When individuals with disabilities turn 18

Turning 18 is an important milestone for all individuals. When an individual turns 18, he or she can make the legal, financial, medical and educational decisions in their life. For some individuals with disabilities, additional adult support may be required. This Parent Educational Advocacy Training Center resource document will guide you through considerations when your child becomes an adult.

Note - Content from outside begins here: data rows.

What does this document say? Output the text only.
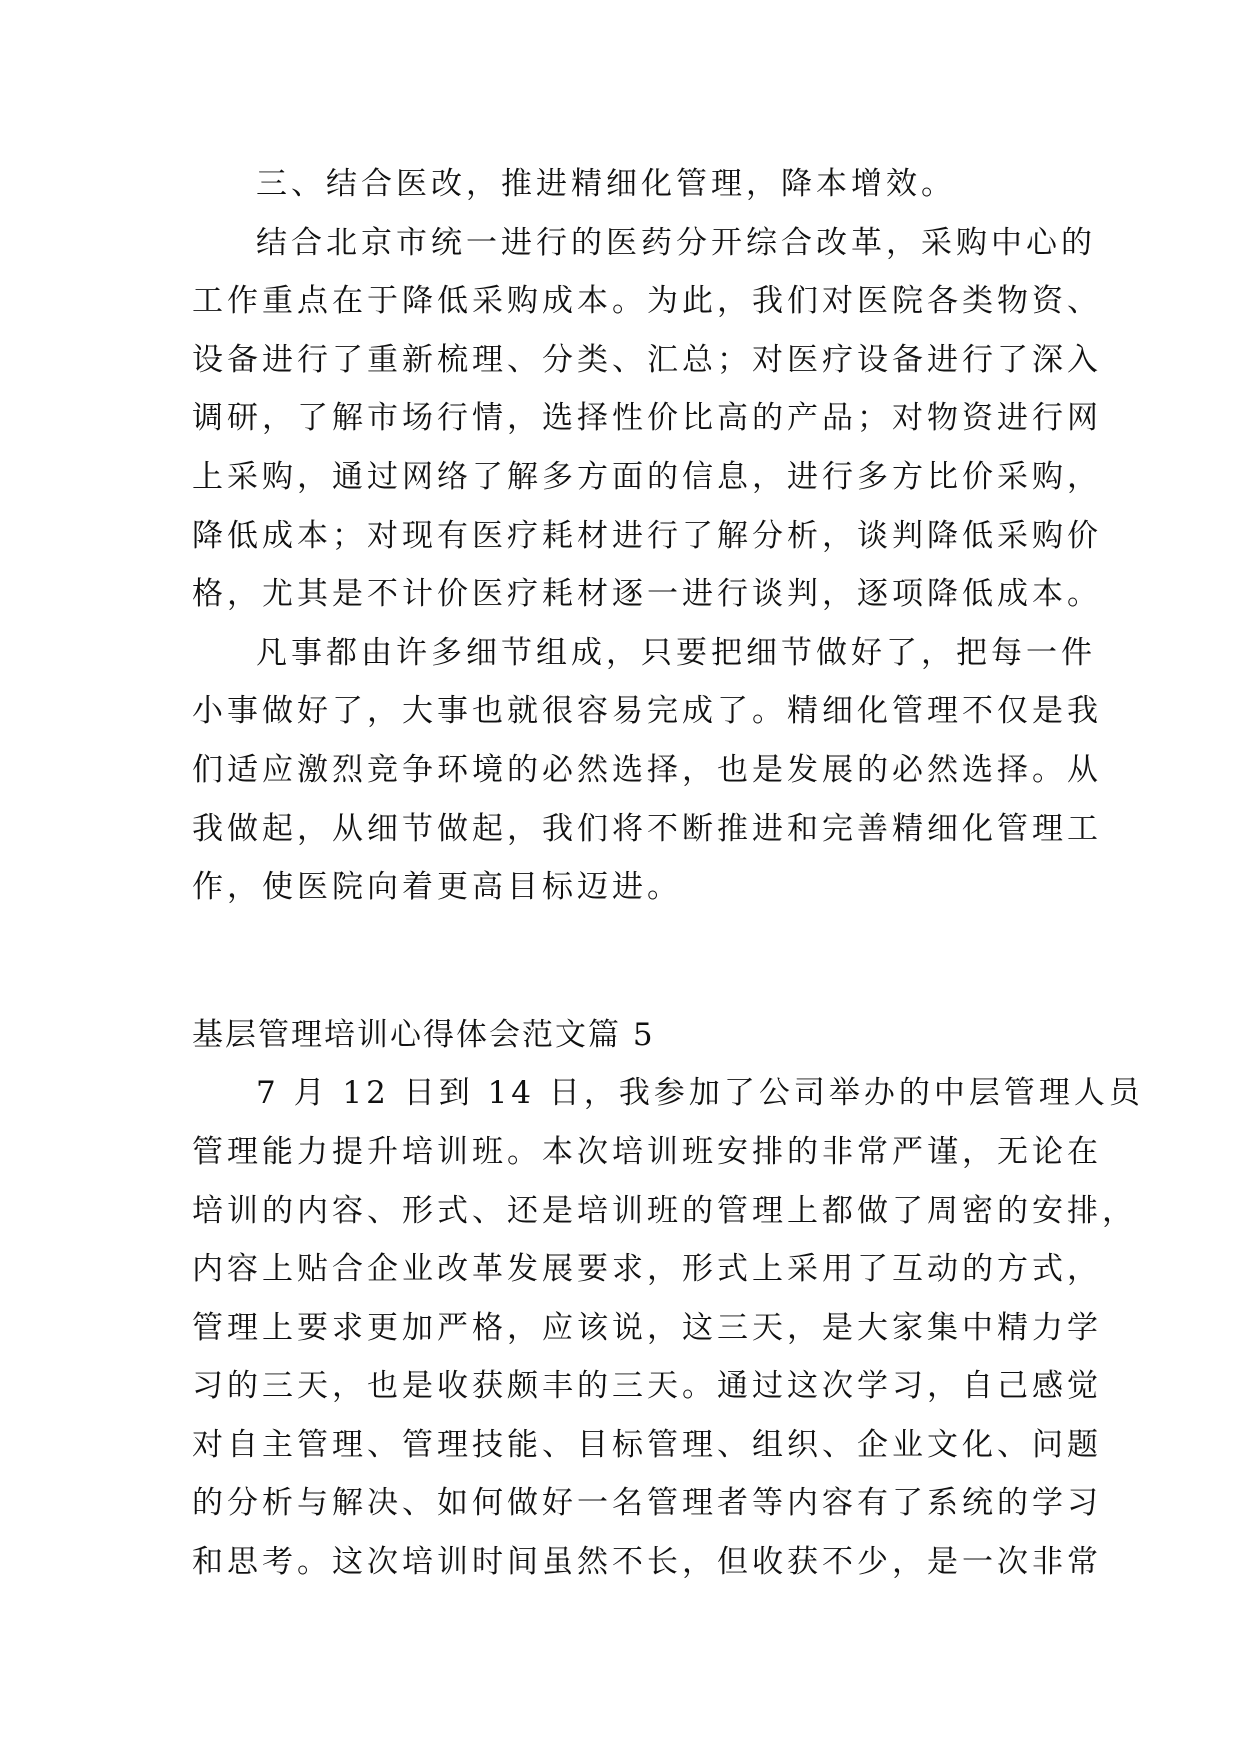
三、结合医改，推进精细化管理，降本增效。
结合北京市统一进行的医药分开综合改革，采购中心的
工作重点在于降低采购成本。为此，我们对医院各类物资、
设备进行了重新梳理、分类、汇总；对医疗设备进行了深入
调研，了解市场行情，选择性价比高的产品；对物资进行网
上采购，通过网络了解多方面的信息，进行多方比价采购，
降低成本；对现有医疗耗材进行了解分析，谈判降低采购价
格，尤其是不计价医疗耗材逐一进行谈判，逐项降低成本。
凡事都由许多细节组成，只要把细节做好了，把每一件
小事做好了，大事也就很容易完成了。精细化管理不仅是我
们适应激烈竞争环境的必然选择，也是发展的必然选择。从
我做起，从细节做起，我们将不断推进和完善精细化管理工
作，使医院向着更高目标迈进。
基层管理培训心得体会范文篇 5
7 月 12 日到 14 日，我参加了公司举办的中层管理人员
管理能力提升培训班。本次培训班安排的非常严谨，无论在
培训的内容、形式、还是培训班的管理上都做了周密的安排，
内容上贴合企业改革发展要求，形式上采用了互动的方式，
管理上要求更加严格，应该说，这三天，是大家集中精力学
习的三天，也是收获颇丰的三天。通过这次学习，自己感觉
对自主管理、管理技能、目标管理、组织、企业文化、问题
的分析与解决、如何做好一名管理者等内容有了系统的学习
和思考。这次培训时间虽然不长，但收获不少，是一次非常
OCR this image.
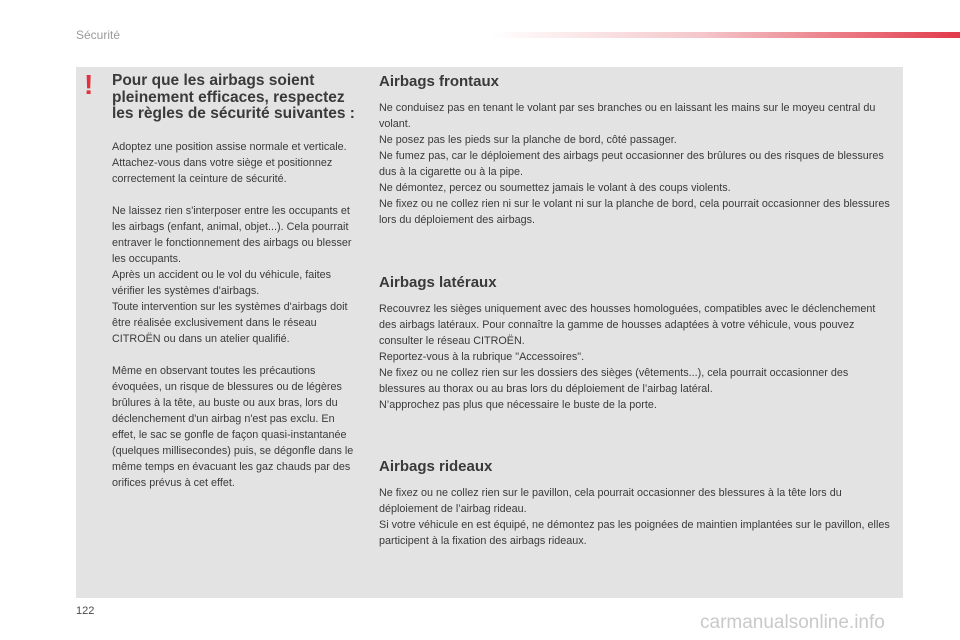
Sécurité
! Pour que les airbags soient pleinement efficaces, respectez les règles de sécurité suivantes :

Adoptez une position assise normale et verticale.
Attachez-vous dans votre siège et positionnez correctement la ceinture de sécurité.

Ne laissez rien s'interposer entre les occupants et les airbags (enfant, animal, objet...). Cela pourrait entraver le fonctionnement des airbags ou blesser les occupants.
Après un accident ou le vol du véhicule, faites vérifier les systèmes d'airbags.
Toute intervention sur les systèmes d'airbags doit être réalisée exclusivement dans le réseau CITROËN ou dans un atelier qualifié.

Même en observant toutes les précautions évoquées, un risque de blessures ou de légères brûlures à la tête, au buste ou aux bras, lors du déclenchement d'un airbag n'est pas exclu. En effet, le sac se gonfle de façon quasi-instantanée (quelques millisecondes) puis, se dégonfle dans le même temps en évacuant les gaz chauds par des orifices prévus à cet effet.

Airbags frontaux

Ne conduisez pas en tenant le volant par ses branches ou en laissant les mains sur le moyeu central du volant.
Ne posez pas les pieds sur la planche de bord, côté passager.
Ne fumez pas, car le déploiement des airbags peut occasionner des brûlures ou des risques de blessures dus à la cigarette ou à la pipe.
Ne démontez, percez ou soumettez jamais le volant à des coups violents.
Ne fixez ou ne collez rien ni sur le volant ni sur la planche de bord, cela pourrait occasionner des blessures lors du déploiement des airbags.

Airbags latéraux

Recouvrez les sièges uniquement avec des housses homologuées, compatibles avec le déclenchement des airbags latéraux. Pour connaître la gamme de housses adaptées à votre véhicule, vous pouvez consulter le réseau CITROËN.
Reportez-vous à la rubrique "Accessoires".
Ne fixez ou ne collez rien sur les dossiers des sièges (vêtements...), cela pourrait occasionner des blessures au thorax ou au bras lors du déploiement de l’airbag latéral.
N’approchez pas plus que nécessaire le buste de la porte.

Airbags rideaux

Ne fixez ou ne collez rien sur le pavillon, cela pourrait occasionner des blessures à la tête lors du déploiement de l’airbag rideau.
Si votre véhicule en est équipé, ne démontez pas les poignées de maintien implantées sur le pavillon, elles participent à la fixation des airbags rideaux.

122
carmanualsonline.info
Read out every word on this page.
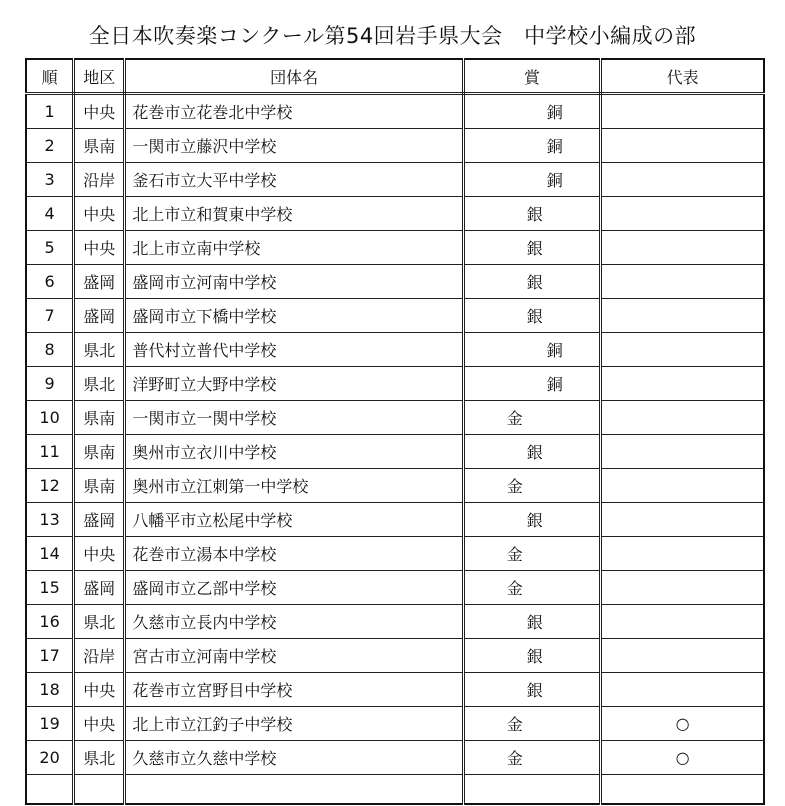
全日本吹奏楽コンクール第54回岩手県大会　中学校小編成の部
順	地区	団体名	賞	代表
1	中央	花巻市立花巻北中学校	銅	
2	県南	一関市立藤沢中学校	銅	
3	沿岸	釜石市立大平中学校	銅	
4	中央	北上市立和賀東中学校	銀	
5	中央	北上市立南中学校	銀	
6	盛岡	盛岡市立河南中学校	銀	
7	盛岡	盛岡市立下橋中学校	銀	
8	県北	普代村立普代中学校	銅	
9	県北	洋野町立大野中学校	銅	
10	県南	一関市立一関中学校	金	
11	県南	奥州市立衣川中学校	銀	
12	県南	奥州市立江刺第一中学校	金	
13	盛岡	八幡平市立松尾中学校	銀	
14	中央	花巻市立湯本中学校	金	
15	盛岡	盛岡市立乙部中学校	金	
16	県北	久慈市立長内中学校	銀	
17	沿岸	宮古市立河南中学校	銀	
18	中央	花巻市立宮野目中学校	銀	
19	中央	北上市立江釣子中学校	金	○
20	県北	久慈市立久慈中学校	金	○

Video guide and other resources for families of students in special education

  • Guide to special education: Available from the Virginia Department of Education is the Virginia Family's Guide to Special Education. The department developed this new guide to help those involved in special education, whether as families, teachers, school administrators, advocates or students. Meeting the needs of children with disabilities requires an understanding of rights and responsibilities, which include the child’s rights and the school’s responsibilities to meet their needs. This guide includes a description of the special education process and what is required during each step of that process. The guide is currently available in English; translations will soon be available in Spanish, Arabic, Amharic, Urdu and Vietnamese.
  • New video guide: The Virginia Department of Education has released a video guide to the special education evaluation process. These video modules provide parents, families and other stakeholders a brief but comprehensive overview of the special education process on these topics: introduction to video series, identification, evaluation, eligibility, individualized education program, reevaluation, early intervention and what’s next. Each module is designed to be viewed as a stand-alone resource or viewed in succession. 
  • Website: Lots of helpful information is available on the special education for families webpage of the Virginia Department of Education.